On the opening day of the 1958 baseball season, 78,672 fans paid to watch the Los Angeles Dodgers play the San Francisco Giants. If the Nader group showed up in force that day, they would have accounted for just under 25 percent of the paid attendance—not a majority, certainly, but a substantial percentage. The same number of "sports consumers," however, would represent only about six percent of the crowd that attends the Indianapolis 500 each year and something less than three percent of the gate at National Football League games on any given weekend. It seems extraordinarily impertinent that so few could presume to speak for so many.

In actual fact, FANS would be hard put to make much of a power play even in the Florida Shuffleboard Association , which boasted 55,000 members in 1973 (and which, presumably, has limited its pronouncements to the game in question as played within the confines of that peninsula).

Pontificating on professional sports is something new for Nader, and it represents a very disturbing precedent. The consumer movement, once concerned only with those things that are life-sustaining, now turns its dour gaze upon those things that are life-enhancing. What will be next?

Religion? "Nader task force reports on organized religion," the newspapers will say. "Consumer panel rates top 10, evaluates 'salvation' prospects."

Or perhaps art? I expect to read any day now that the cannon blasts should be deleted from the 1812 Overture because prolonged exposure to such blasts has been linked with damaged tympanic membranes and antisocial behavior among laboratory animals. Moreover, that same report will continue, if all orchestra parts were transposed to a single piano score, the cost-effectiveness of the piece could be greatly increased with the savings passed on to the music consumer.

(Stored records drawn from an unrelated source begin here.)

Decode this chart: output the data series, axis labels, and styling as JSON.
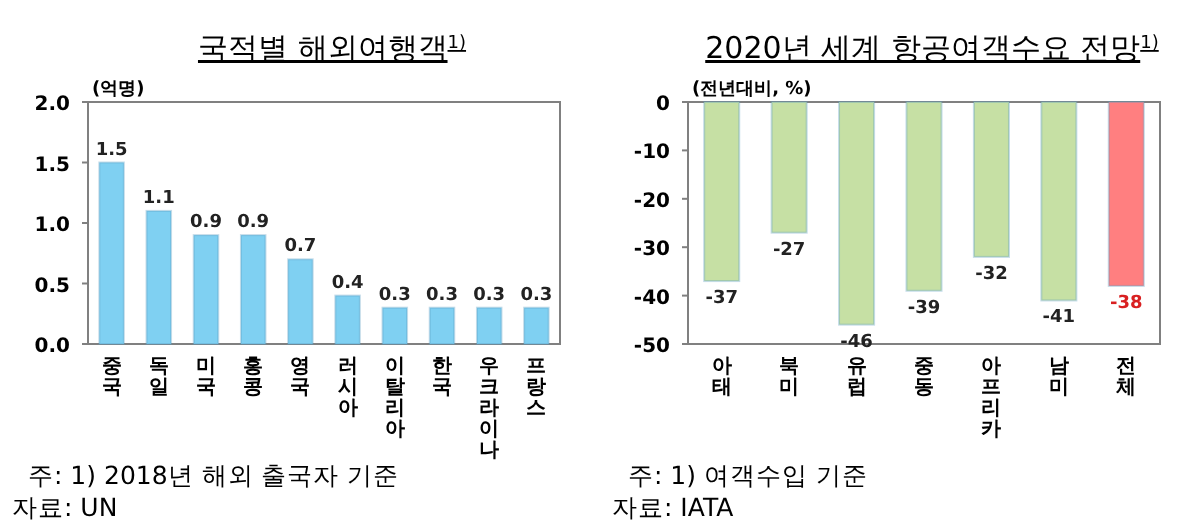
{
  "chart_data": [
    {
      "type": "bar",
      "title": "국적별 해외여행객$^{1)}$",
      "ylabel": "(억명)",
      "categories": [
        "중국",
        "독일",
        "미국",
        "홍콩",
        "영국",
        "러시아",
        "이탈리아",
        "한국",
        "우크라이나",
        "프랑스"
      ],
      "values": [
        1.5,
        1.1,
        0.9,
        0.9,
        0.7,
        0.4,
        0.3,
        0.3,
        0.3,
        0.3
      ],
      "color": "#7fd0f2",
      "ylim": [
        0,
        2
      ],
      "yticks": [
        {
          "value": 0,
          "label": "0.0"
        },
        {
          "value": 0.5,
          "label": "0.5"
        },
        {
          "value": 1,
          "label": "1.0"
        },
        {
          "value": 1.5,
          "label": "1.5"
        },
        {
          "value": 2,
          "label": "2.0"
        }
      ],
      "data_labels": true,
      "grid": false,
      "annotations": [
        "주: 1) 2018년 해외 출국자 기준",
        "자료: UN"
      ]
    },
    {
      "type": "bar",
      "title": "2020년 세계 항공여객수요 전망$^{1)}$",
      "ylabel": "(전년대비, %)",
      "categories": [
        "아태",
        "북미",
        "유럽",
        "중동",
        "아프리카",
        "남미",
        "전체"
      ],
      "values": [
        -37,
        -27,
        -46,
        -39,
        -32,
        -41,
        -38
      ],
      "colors": [
        "#c6e0a4",
        "#c6e0a4",
        "#c6e0a4",
        "#c6e0a4",
        "#c6e0a4",
        "#c6e0a4",
        "#ff7f80"
      ],
      "ylim": [
        -50,
        0
      ],
      "yticks": [
        0,
        -10,
        -20,
        -30,
        -40,
        -50
      ],
      "data_labels": true,
      "grid": false,
      "annotations": [
        "주: 1) 여객수입 기준",
        "자료: IATA"
      ]
    }
  ]
}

Since the consumer movement bears more than a passing resemblance to the temperance movement, it is not inappropriate to recall the essay on alcohol written by H.L. Mencken a good many years ago. Allowing that liquor could cause considerable physical and psychological damage, Mencken nevertheless chose to sing its praises. "A man's sole mission in life is not that of keeping himself alive," he concluded. "He has not done his full duty either to himself or to his fellow men when he has barred all toxin from his viscera. In brief, he must not be too servile to the science of life, lest he forget the art of living. "

I, for one, will drink to that.

Mr. Fasolino is a free-lance writer based in New Rochelle, New York.